Is state some weird data storage? Is it the data from a database? No. State is nothing more than a JavaScript value that lives within in scope. It can be a boolean, a string, but is in most cases a (complex) object. But it remains a value. In most cases, it is even an object living on the same level as the window object. It has become a global value in the JavaScript environment, the browser window. From our code (e.g. UI components), we can use this value to determine what to show or what interactions to allow. In complex applications there are a few different types of state we can have. But remember, they are nothing more than values.

State management

So what about state management? For many, state management feels like a black box. What is happening within Redux? Why does it feel so complicated? I look at it this way: State management is nothing more than patterns to make it "easier" for us to change state.

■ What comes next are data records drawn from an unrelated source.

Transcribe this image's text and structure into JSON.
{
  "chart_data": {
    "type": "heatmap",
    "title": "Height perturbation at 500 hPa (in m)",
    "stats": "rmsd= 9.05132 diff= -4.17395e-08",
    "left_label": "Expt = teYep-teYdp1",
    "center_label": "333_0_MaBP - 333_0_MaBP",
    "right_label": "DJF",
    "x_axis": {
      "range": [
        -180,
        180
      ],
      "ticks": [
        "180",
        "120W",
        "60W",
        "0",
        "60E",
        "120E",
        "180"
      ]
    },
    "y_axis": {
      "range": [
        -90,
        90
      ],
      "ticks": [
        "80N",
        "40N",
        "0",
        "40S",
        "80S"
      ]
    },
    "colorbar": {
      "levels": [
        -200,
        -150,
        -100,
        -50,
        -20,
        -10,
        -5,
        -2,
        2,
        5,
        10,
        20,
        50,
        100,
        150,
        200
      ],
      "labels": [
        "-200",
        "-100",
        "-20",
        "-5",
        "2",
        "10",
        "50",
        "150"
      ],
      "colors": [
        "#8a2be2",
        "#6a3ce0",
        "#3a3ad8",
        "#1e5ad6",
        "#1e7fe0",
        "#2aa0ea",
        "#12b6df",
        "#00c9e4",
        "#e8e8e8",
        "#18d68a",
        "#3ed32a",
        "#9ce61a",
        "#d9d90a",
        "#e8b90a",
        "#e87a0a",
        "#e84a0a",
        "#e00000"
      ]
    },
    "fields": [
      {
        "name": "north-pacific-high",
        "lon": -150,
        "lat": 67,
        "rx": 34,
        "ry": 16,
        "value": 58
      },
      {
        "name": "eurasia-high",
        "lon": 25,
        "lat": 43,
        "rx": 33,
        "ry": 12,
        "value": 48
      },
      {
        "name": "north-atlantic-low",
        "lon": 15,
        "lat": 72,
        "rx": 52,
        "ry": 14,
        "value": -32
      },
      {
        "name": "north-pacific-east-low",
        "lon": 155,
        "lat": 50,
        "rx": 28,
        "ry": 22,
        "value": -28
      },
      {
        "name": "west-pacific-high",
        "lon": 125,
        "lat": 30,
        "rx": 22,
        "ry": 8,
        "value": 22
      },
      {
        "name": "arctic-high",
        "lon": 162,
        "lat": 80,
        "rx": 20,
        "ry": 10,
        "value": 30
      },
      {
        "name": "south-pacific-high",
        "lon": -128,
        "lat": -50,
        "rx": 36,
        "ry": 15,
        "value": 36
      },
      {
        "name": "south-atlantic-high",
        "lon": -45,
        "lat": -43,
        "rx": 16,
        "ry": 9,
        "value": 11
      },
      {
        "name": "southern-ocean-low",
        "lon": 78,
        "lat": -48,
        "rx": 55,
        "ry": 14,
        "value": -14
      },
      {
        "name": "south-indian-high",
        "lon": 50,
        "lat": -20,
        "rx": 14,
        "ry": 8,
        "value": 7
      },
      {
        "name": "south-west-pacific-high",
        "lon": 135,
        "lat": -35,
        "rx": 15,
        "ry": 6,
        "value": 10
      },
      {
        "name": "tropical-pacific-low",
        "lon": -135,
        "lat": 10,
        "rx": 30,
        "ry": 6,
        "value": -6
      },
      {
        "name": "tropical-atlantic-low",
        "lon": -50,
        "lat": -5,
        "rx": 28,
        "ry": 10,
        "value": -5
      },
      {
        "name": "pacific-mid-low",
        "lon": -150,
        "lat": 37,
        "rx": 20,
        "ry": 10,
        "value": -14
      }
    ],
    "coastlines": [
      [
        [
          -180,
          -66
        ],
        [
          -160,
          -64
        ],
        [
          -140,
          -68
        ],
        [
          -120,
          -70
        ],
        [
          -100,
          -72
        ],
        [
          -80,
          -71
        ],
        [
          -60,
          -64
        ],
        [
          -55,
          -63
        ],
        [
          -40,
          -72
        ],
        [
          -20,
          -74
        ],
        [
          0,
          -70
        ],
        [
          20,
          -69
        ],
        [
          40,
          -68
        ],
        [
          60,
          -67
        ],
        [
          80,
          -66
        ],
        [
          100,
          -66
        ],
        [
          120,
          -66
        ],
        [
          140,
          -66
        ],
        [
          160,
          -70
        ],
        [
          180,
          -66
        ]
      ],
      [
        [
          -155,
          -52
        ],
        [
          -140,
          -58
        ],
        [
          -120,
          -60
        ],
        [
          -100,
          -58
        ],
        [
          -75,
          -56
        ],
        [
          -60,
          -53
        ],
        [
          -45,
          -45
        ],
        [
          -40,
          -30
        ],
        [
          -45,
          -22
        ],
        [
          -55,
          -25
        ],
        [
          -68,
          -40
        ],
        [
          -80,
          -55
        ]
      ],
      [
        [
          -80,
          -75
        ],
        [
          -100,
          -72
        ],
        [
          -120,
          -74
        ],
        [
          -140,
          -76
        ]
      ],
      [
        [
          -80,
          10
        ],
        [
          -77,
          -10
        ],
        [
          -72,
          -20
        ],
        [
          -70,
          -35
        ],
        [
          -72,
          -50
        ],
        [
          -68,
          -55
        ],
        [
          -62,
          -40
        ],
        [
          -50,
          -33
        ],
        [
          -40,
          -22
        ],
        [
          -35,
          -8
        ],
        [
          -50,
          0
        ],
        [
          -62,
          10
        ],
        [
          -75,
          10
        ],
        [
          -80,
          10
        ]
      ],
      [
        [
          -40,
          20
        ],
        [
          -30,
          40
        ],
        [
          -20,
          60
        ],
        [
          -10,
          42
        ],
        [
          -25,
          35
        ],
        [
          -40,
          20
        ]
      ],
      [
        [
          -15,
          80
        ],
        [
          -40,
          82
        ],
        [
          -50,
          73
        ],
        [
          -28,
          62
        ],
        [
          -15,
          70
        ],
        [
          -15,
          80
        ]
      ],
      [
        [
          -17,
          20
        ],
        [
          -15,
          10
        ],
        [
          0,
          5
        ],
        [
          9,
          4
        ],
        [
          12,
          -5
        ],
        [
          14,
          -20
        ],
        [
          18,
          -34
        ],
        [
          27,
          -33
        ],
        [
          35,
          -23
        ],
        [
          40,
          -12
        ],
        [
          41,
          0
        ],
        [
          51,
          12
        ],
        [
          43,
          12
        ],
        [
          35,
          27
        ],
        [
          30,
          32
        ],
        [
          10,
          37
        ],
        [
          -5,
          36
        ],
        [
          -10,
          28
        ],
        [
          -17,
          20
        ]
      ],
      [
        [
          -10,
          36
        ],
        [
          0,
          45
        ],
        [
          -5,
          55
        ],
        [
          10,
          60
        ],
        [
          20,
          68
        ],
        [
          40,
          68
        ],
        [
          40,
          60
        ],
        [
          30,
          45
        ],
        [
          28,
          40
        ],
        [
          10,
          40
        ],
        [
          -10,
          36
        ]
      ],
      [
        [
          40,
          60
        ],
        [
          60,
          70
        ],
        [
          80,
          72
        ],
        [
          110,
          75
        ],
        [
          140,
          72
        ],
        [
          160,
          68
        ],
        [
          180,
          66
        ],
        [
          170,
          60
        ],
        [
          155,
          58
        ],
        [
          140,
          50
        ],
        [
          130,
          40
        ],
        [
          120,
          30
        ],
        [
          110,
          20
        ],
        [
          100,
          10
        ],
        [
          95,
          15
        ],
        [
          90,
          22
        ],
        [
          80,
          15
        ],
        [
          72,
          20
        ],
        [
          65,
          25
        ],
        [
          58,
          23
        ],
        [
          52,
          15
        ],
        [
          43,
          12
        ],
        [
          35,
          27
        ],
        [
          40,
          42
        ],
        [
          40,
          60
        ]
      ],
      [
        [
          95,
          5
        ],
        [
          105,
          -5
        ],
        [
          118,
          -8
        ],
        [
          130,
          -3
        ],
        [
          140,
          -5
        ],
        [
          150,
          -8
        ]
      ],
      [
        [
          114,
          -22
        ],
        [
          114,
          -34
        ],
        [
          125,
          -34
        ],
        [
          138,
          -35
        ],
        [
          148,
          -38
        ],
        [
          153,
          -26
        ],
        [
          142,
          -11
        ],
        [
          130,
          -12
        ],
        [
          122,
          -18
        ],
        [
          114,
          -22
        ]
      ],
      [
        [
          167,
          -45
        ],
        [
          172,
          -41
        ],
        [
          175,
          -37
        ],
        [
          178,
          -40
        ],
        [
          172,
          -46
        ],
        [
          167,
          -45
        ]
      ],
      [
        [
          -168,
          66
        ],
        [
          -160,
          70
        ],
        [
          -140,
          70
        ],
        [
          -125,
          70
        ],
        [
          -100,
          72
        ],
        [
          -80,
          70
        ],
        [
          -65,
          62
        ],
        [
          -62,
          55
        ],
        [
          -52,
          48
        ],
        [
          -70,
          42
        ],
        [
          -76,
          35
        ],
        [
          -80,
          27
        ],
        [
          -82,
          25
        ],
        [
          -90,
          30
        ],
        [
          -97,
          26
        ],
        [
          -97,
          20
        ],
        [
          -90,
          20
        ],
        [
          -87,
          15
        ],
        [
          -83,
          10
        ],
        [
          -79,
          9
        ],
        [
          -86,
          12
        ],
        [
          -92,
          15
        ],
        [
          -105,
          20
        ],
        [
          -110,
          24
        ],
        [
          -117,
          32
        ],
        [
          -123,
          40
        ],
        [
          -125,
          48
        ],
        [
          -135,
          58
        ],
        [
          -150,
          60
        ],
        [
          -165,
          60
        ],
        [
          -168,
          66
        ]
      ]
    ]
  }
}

State management is nothing more than patterns to make it "easier" for us to change state

In modern front-end there are several different patterns that are popular to use these days.

What to use?

Different types of state require different solutions. There is no single state management solution that works best for all. The framework or library that you are using limits or helps you as well with this decision. React offers a big ecosystem and a lot of choices. Like a lot. But Svelte on the other hand has a tremendous implementation right out of the gate.

My own approach is a mixture of different patterns for different purposes. For remote state I would use service workers or create/use a library around 'state-while-revalidate'. This s a great example where state machines In the background these are powered by state machines to avoid unwanted caching side-effects.

For things like application state or meta state, it highly depends on the complexity of the challenge. If it is something simple, a small reactive store like a signal or a flat proxy suffices. However, it the challenge becomes more complex I will choice one of two routes:

  1. If there are many actual 'states' I would model everything in a reactive state machine.
  2. If the goal is data manipulation in many ways, I would go for a reactive proxy that allows me to define a state API. These are functions defining how I can interact with the state (e.g. the chifferobe package).

The common theme in my approach is reactivity. Even an "SWR-like" library is reactive. The thing is, in front-end development we always want something to change when our state changes.

Wrapping up

Now you should have a better understanding of some fundamentals of state management. Knowing the different types of state and how to manage state is the start. With proper state management, you can get a long way in complex web applications. But it is the start. There are many (more) ways to manage data that are important in client-side applications. When you master state, go dive into persistent storage or caching.